GA YaAllahBeriAkuKekuatan, Aida MA: Perempuan Bersenandung


Aku menerima pesan singkat dari handphone-ku.

“Kamu wis berangkat Rhino? Tak tunggu di mie mapan Barata Jaya ya..” tulisnya. Dan aku segera mengetik pesan balasan, “Oke, Nio.”.

Kulirik foto di atas meja belajarku. Foto yang memajang fotoku dengan keluarga besarku. Dan di atas meja kulihat buku bergambar dua tangan yang saling menggenggam. Kubuka halaman 179. Kutemukan sebuah tulisan yang kutulis beberapa bulan sebelumnya.

 

Perempuan Bersenandung

“Aku mendengarnya bersenandung. Suara indah yang membuatku terkesima dan terdiam menghayati saat mendengarnya. Ia bersenandung dengan indahnya. Aku yakin ia menyanyikan nada-nada cinta itu dari dalam hatinya. Karena aku bisa merasakannya. Sesuatu yang berasal dari hati akan dapat diterima dengan hati. Dan aku menikmatinya.

Aku tak sabar untuk segera menemuinya. Selalu kukatakan dalam hati kata-kata penyemangat bahwa sebentar lagi aku akan menemuinya. Perempuan cantik yang selalu bersenandung indah itu. Perempuan istimewa yang selalu memiliki cara untuk membuat prianya bertekuk lutut hanya dengan kata-katanya.

Aku tak tahu bagaimana parasnya, namun pesona kebaikannya seakan bisa membuat semua orang luluh dan mencintainya. Ya, aku bisa merasakannya walaupun hanya dengan mendengarnya berbicara kepada orang-orang di sekitarnya. Entah mengapa aku yakin bahwa ia memiliki hati yang bercahaya. 
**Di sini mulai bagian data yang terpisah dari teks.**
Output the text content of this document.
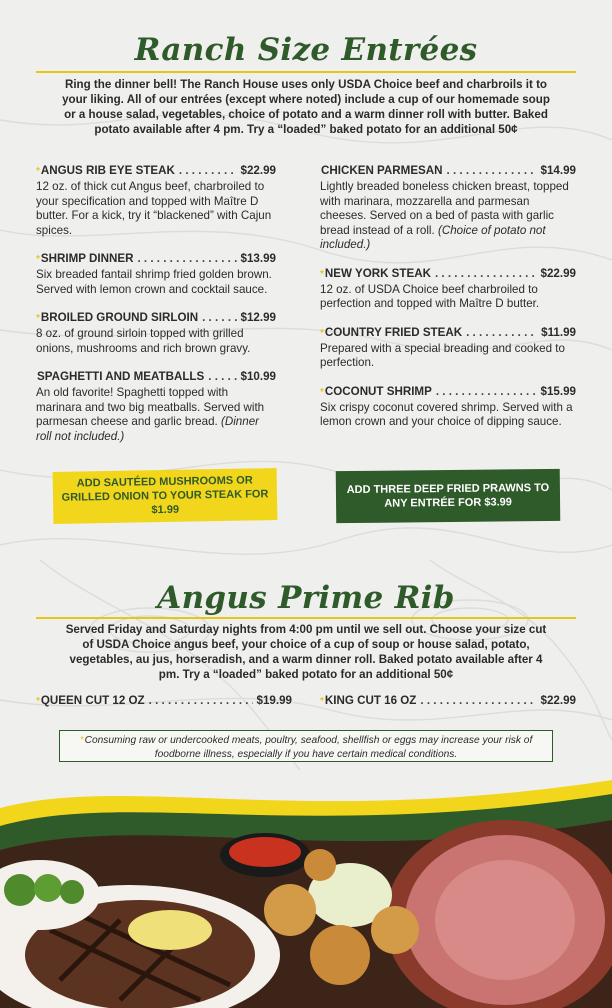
Ranch Size Entrées
Ring the dinner bell! The Ranch House uses only USDA Choice beef and charbroils it to your liking. All of our entrées (except where noted) include a cup of our homemade soup or a house salad, vegetables, choice of potato and a warm dinner roll with butter. Baked potato available after 4 pm. Try a “loaded” baked potato for an additional 50¢
* ANGUS RIB EYE STEAK . . .	$22.99
12 oz. of thick cut Angus beef, charbroiled to your specification and topped with Maître D butter. For a kick, try it “blackened” with Cajun spices.
* SHRIMP DINNER . . .	$13.99
Six breaded fantail shrimp fried golden brown. Served with lemon crown and cocktail sauce.
* BROILED GROUND SIRLOIN . . .	$12.99
8 oz. of ground sirloin topped with grilled onions, mushrooms and rich brown gravy.
SPAGHETTI AND MEATBALLS . . .	$10.99
An old favorite! Spaghetti topped with marinara and two big meatballs. Served with parmesan cheese and garlic bread. (Dinner roll not included.)
CHICKEN PARMESAN . . .	$14.99
Lightly breaded boneless chicken breast, topped with marinara, mozzarella and parmesan cheeses. Served on a bed of pasta with garlic bread instead of a roll. (Choice of potato not included.)
* NEW YORK STEAK . . .	$22.99
12 oz. of USDA Choice beef charbroiled to perfection and topped with Maître D butter.
* COUNTRY FRIED STEAK . . .	$11.99
Prepared with a special breading and cooked to perfection.
* COCONUT SHRIMP . . .	$15.99
Six crispy coconut covered shrimp. Served with a lemon crown and your choice of dipping sauce.
ADD SAUTÉED MUSHROOMS OR GRILLED ONION TO YOUR STEAK FOR $1.99
ADD THREE DEEP FRIED PRAWNS TO ANY ENTRÉE FOR $3.99
Angus Prime Rib
Served Friday and Saturday nights from 4:00 pm until we sell out. Choose your size cut of USDA Choice angus beef, your choice of a cup of soup or house salad, potato, vegetables, au jus, horseradish, and a warm dinner roll. Baked potato available after 4 pm. Try a “loaded” baked potato for an additional 50¢
* QUEEN CUT 12 OZ . . .	$19.99	* KING CUT 16 OZ . . .	$22.99
*Consuming raw or undercooked meats, poultry, seafood, shellfish or eggs may increase your risk of foodborne illness, especially if you have certain medical conditions.
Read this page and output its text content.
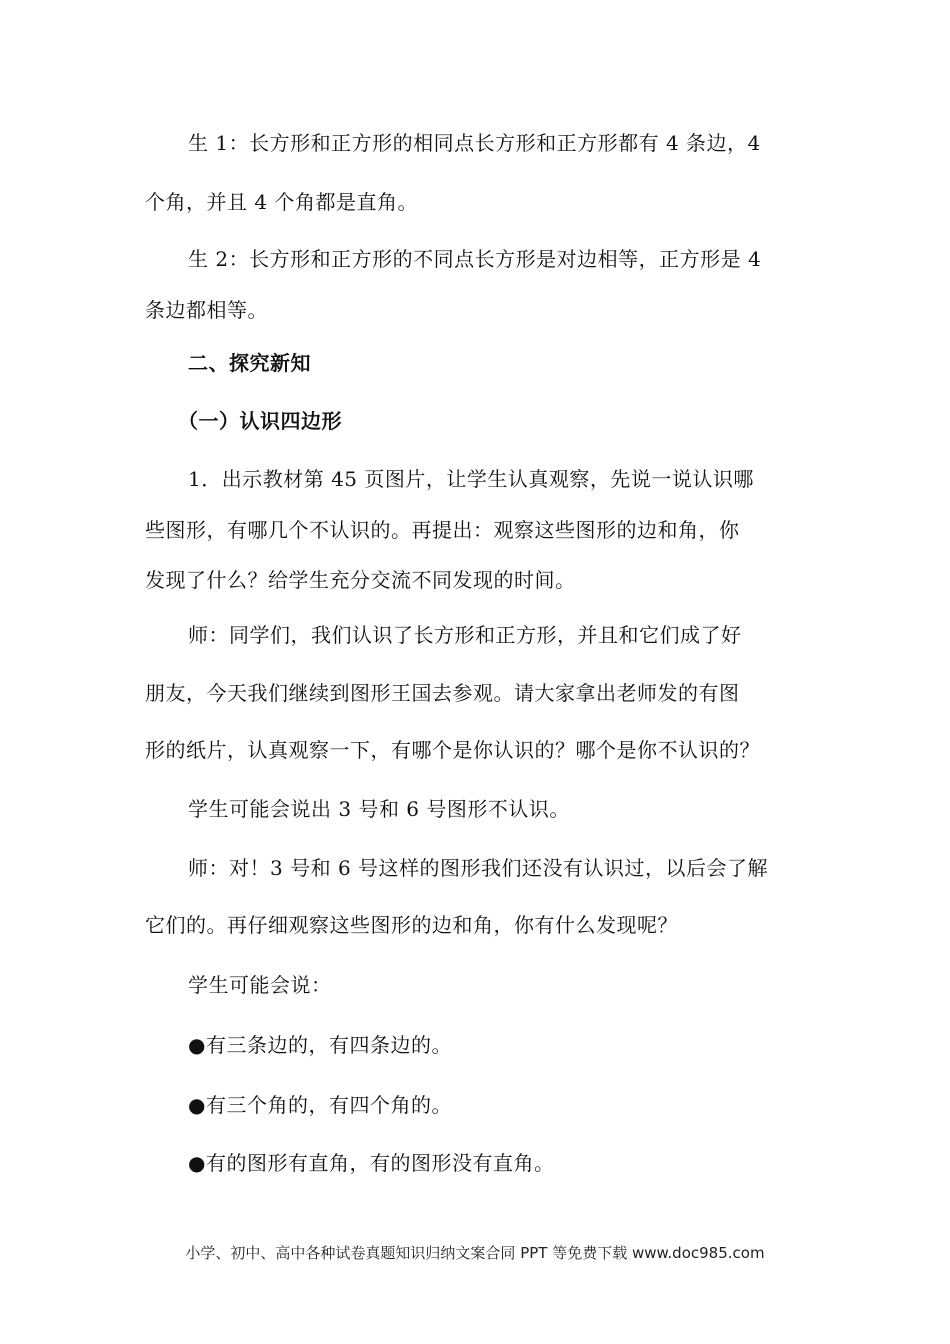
生 1：长方形和正方形的相同点长方形和正方形都有 4 条边，4
个角，并且 4 个角都是直角。
生 2：长方形和正方形的不同点长方形是对边相等，正方形是 4
条边都相等。
二、探究新知
（一）认识四边形
1．出示教材第 45 页图片，让学生认真观察，先说一说认识哪
些图形，有哪几个不认识的。再提出：观察这些图形的边和角，你
发现了什么？给学生充分交流不同发现的时间。
师：同学们，我们认识了长方形和正方形，并且和它们成了好
朋友，今天我们继续到图形王国去参观。请大家拿出老师发的有图
形的纸片，认真观察一下，有哪个是你认识的？哪个是你不认识的？
学生可能会说出 3 号和 6 号图形不认识。
师：对！3 号和 6 号这样的图形我们还没有认识过，以后会了解
它们的。再仔细观察这些图形的边和角，你有什么发现呢？
学生可能会说：
●有三条边的，有四条边的。
●有三个角的，有四个角的。
●有的图形有直角，有的图形没有直角。
小学、初中、高中各种试卷真题知识归纳文案合同 PPT 等免费下载 www.doc985.com
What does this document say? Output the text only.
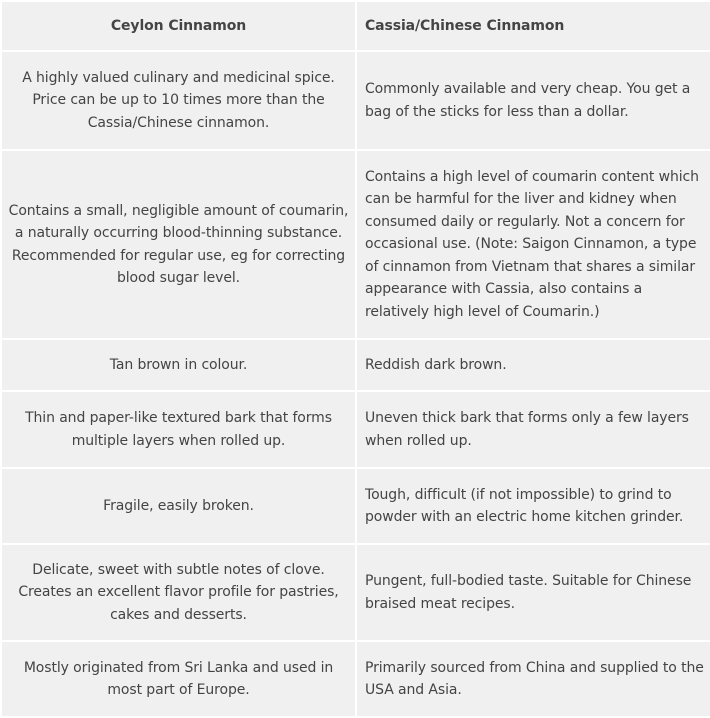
Ceylon Cinnamon	Cassia/Chinese Cinnamon
A highly valued culinary and medicinal spice. Price can be up to 10 times more than the Cassia/Chinese cinnamon.	Commonly available and very cheap. You get a bag of the sticks for less than a dollar.
Contains a small, negligible amount of coumarin, a naturally occurring blood-thinning substance. Recommended for regular use, eg for correcting blood sugar level.	Contains a high level of coumarin content which can be harmful for the liver and kidney when consumed daily or regularly. Not a concern for occasional use. (Note: Saigon Cinnamon, a type of cinnamon from Vietnam that shares a similar appearance with Cassia, also contains a relatively high level of Coumarin.)
Tan brown in colour.	Reddish dark brown.
Thin and paper-like textured bark that forms multiple layers when rolled up.	Uneven thick bark that forms only a few layers when rolled up.
Fragile, easily broken.	Tough, difficult (if not impossible) to grind to powder with an electric home kitchen grinder.
Delicate, sweet with subtle notes of clove. Creates an excellent flavor profile for pastries, cakes and desserts.	Pungent, full-bodied taste. Suitable for Chinese braised meat recipes.
Mostly originated from Sri Lanka and used in most part of Europe.	Primarily sourced from China and supplied to the USA and Asia.
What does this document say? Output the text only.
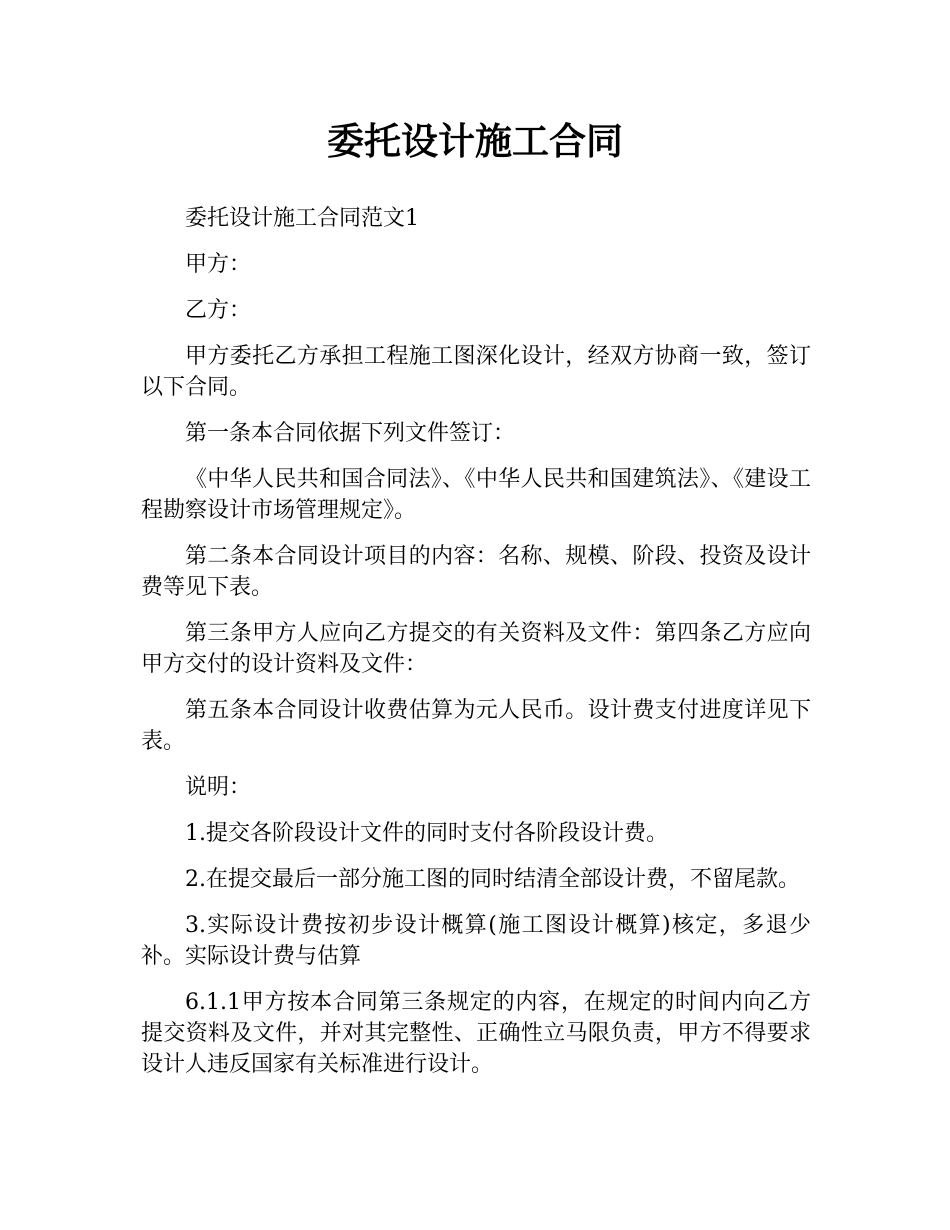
委托设计施工合同

委托设计施工合同范文1

甲方：

乙方：

甲方委托乙方承担工程施工图深化设计，经双方协商一致，签订以下合同。

第一条本合同依据下列文件签订：

《中华人民共和国合同法》、《中华人民共和国建筑法》、《建设工程勘察设计市场管理规定》。

第二条本合同设计项目的内容：名称、规模、阶段、投资及设计费等见下表。

第三条甲方人应向乙方提交的有关资料及文件：第四条乙方应向甲方交付的设计资料及文件：

第五条本合同设计收费估算为元人民币。设计费支付进度详见下表。

说明：

1.提交各阶段设计文件的同时支付各阶段设计费。

2.在提交最后一部分施工图的同时结清全部设计费，不留尾款。

3.实际设计费按初步设计概算(施工图设计概算)核定，多退少补。实际设计费与估算

6.1.1甲方按本合同第三条规定的内容，在规定的时间内向乙方提交资料及文件，并对其完整性、正确性立马限负责，甲方不得要求设计人违反国家有关标准进行设计。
Hari ini aku mendengarnya kembali bersenandung. Saat ia menyelesaikan pekerjaan rumah tangga di sela-sela waktunya menyelesaikan thesis. Sepertinya ia memang bukan perempuan yang betah berdiam diri tanpa melakukan apa-apa. Dan semua pekerjaan selalu dilakukannya dengan riang gembira.

Aku belum pernah menemuinya. Namun kuharap ia akan bahagia saat nanti kami dipertemukan. Ah.. tak sabar lagi rahasian. Jika tak ada aral melintang, rencananya pertemuan kami akan dilaksanakan sekitar lima minggu lagi. Bismillah. Semoga semuanya dilancarkan.

Saat ini aku belum dapat menemuinya, dan hanya bisa mendengar lirih suaranya dari sekat yang memisahkan kami.

Suatu hari aku terbangun dengan sebuah suara lirih yang terdengar melalui sekat tipis di dekatku. Hei.. mengapa ia merintih? Apa ia kesakitan? Ah.. sekat ini menghalangi pandanganku. Kuharap ia baik-baik saja.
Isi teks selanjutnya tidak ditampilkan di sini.